Tourism Commission withholds support of equity-based preservation plan
Tuesday, October 22, 2024 by
Chad Swiatecki
The Tourism Commission voted to not recommend the city’s proposed Equity-Based Preservation Plan to City Council, which is expected to consider the plan next month. The 5-4 vote, which failed because it didn’t have a majority of the 11-member body, takes away an expected piece of support for the plan that proponents said will help to promote tourism through preservation of historically important sites.
The decision to not recommend the plan was based on some commissioners’ view that the plan didn’t include empirical data showing the possible economic impact on tourism if it is implemented. There was also some concern that the implementation steps were unclear, as well as how the plan could make best use of the city’s Hotel Occupancy Tax revenue dedicated toward historic preservation.
“What I’m struggling to understand is its intersection between the heritage tourism funding, the 15 percent (of hotel tax funds) that are allocated for historic preservation,” said Commissioner Ed Bailey, who early in the meeting voiced support for the plan. “In a perfect world this process would help create better-focused decisions of which projects the grants are funding. This process would help narrow the needs.”
The plan outlined 14 goals organized into three themes: “What We Preserve,” “Who Preserves,” and “How We Preserve.”
Among the recommendations were: broadening the scope of what sites and stories are considered historically significant, engaging a wider array of people in preservation efforts, and improving the methods and tools used to preserve sites.
A key recommendation added during the public engagement process was the identification and support of heritage tourism sites, which Cara Bertron, program manager of the Planning Department, said would foster tourism and economic growth by preserving unique Austin landmarks.
Commissioner Greg Chanon used his questions for Bertron to continually raise his view that the plan lacked a strong link between historic preservation and increasing tourism throughout the area.
“It’s pretty vague about how it’s gonna support tourism, and I really just generally think it’s outside the scope of what we do,” Chanon said.
“One of the requirements using (hotel) tax for preservation is it’s gotta have a tourism component to it.
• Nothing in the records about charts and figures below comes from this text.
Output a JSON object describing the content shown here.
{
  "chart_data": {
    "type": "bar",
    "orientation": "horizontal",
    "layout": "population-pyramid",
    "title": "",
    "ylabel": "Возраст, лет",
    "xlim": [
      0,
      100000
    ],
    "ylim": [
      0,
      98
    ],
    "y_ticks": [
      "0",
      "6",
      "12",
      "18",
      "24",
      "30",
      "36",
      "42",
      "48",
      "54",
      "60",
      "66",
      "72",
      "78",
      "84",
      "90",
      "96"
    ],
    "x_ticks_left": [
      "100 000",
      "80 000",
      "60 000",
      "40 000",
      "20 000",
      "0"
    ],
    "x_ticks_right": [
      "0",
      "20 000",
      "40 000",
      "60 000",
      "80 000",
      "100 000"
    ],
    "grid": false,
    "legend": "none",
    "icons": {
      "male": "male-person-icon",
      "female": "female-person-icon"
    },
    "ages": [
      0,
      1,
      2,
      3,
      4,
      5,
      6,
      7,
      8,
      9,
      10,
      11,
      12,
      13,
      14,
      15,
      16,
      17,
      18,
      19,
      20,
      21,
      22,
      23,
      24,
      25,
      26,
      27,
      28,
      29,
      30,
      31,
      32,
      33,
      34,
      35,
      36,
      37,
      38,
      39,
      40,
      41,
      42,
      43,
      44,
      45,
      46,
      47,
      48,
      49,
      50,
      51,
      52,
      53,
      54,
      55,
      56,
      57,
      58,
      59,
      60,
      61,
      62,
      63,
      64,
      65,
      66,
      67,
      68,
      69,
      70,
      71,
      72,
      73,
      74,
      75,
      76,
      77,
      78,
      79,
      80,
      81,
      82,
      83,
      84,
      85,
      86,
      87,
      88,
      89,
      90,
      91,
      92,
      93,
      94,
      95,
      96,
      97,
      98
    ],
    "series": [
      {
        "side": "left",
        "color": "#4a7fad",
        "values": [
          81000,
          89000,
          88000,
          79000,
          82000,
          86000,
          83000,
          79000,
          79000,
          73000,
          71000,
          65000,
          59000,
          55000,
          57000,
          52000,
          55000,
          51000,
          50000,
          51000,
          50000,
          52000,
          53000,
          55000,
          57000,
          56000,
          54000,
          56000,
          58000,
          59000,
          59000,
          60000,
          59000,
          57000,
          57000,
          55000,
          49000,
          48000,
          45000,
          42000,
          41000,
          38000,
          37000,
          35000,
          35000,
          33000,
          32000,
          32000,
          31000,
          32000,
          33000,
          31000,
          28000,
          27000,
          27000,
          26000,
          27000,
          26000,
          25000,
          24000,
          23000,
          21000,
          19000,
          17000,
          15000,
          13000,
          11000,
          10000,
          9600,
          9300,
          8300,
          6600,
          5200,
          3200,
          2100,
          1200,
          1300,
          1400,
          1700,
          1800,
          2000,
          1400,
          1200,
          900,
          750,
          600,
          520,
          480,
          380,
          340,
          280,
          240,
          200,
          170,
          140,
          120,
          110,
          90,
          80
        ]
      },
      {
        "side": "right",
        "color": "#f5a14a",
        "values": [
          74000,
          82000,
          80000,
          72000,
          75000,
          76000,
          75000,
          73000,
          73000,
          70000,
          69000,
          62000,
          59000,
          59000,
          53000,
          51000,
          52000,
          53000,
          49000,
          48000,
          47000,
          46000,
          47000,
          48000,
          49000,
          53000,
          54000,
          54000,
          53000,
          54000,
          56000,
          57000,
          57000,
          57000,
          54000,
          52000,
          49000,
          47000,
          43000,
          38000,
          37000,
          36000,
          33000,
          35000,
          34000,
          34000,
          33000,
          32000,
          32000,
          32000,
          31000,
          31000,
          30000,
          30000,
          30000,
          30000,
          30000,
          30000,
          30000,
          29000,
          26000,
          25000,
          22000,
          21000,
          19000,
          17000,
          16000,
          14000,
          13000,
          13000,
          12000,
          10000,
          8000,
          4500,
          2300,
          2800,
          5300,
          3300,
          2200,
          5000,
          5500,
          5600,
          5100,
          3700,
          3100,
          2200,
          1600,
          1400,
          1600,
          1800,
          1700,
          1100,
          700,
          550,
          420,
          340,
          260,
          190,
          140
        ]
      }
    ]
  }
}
I’m just concerned about saying we think this is a great plan that we haven’t really seen.”
Bertron made the case that the plan, which was crafted over three years after roughly 2,500 pieces of community input, was designed to let City Council play a large role in its implementation, including identifying any additional funding sources needed to complete its full scope.
“There are recommendations that if implemented or when implemented can move forward including more proactive outreach to potential historic property owners, more engagement around historic preservation, including the heritage tourism grant, more demonstration of interpretation that could lead to additional grant proposals or more focused grant proposals,” she said. “I don’t think the plan itself specifically says make these, make changes X, Y, Z. It doesn’t say that. It is a citywide plan that is very broad.”
Chair Daniel Ronan, who voted in favor of the recommendation, said the plan would provide some needed guidance for the city’s use of historic preservation grants that are funded via hotel taxes.
“This document is in support of preservation writ large and as the body that oversees (hotel) taxes, or rather recommends to Council ways to improve the allocation of (hotel) taxes for expenses such as use of historic preservation funds, this equity-based preservation plan helps to provide a context in which we can actually talk about those investments,” he said. “Before this, it’s really just been the city spending the money, but there’s no sort of guiding document that’s more thematic in approach that talks about its broader value.”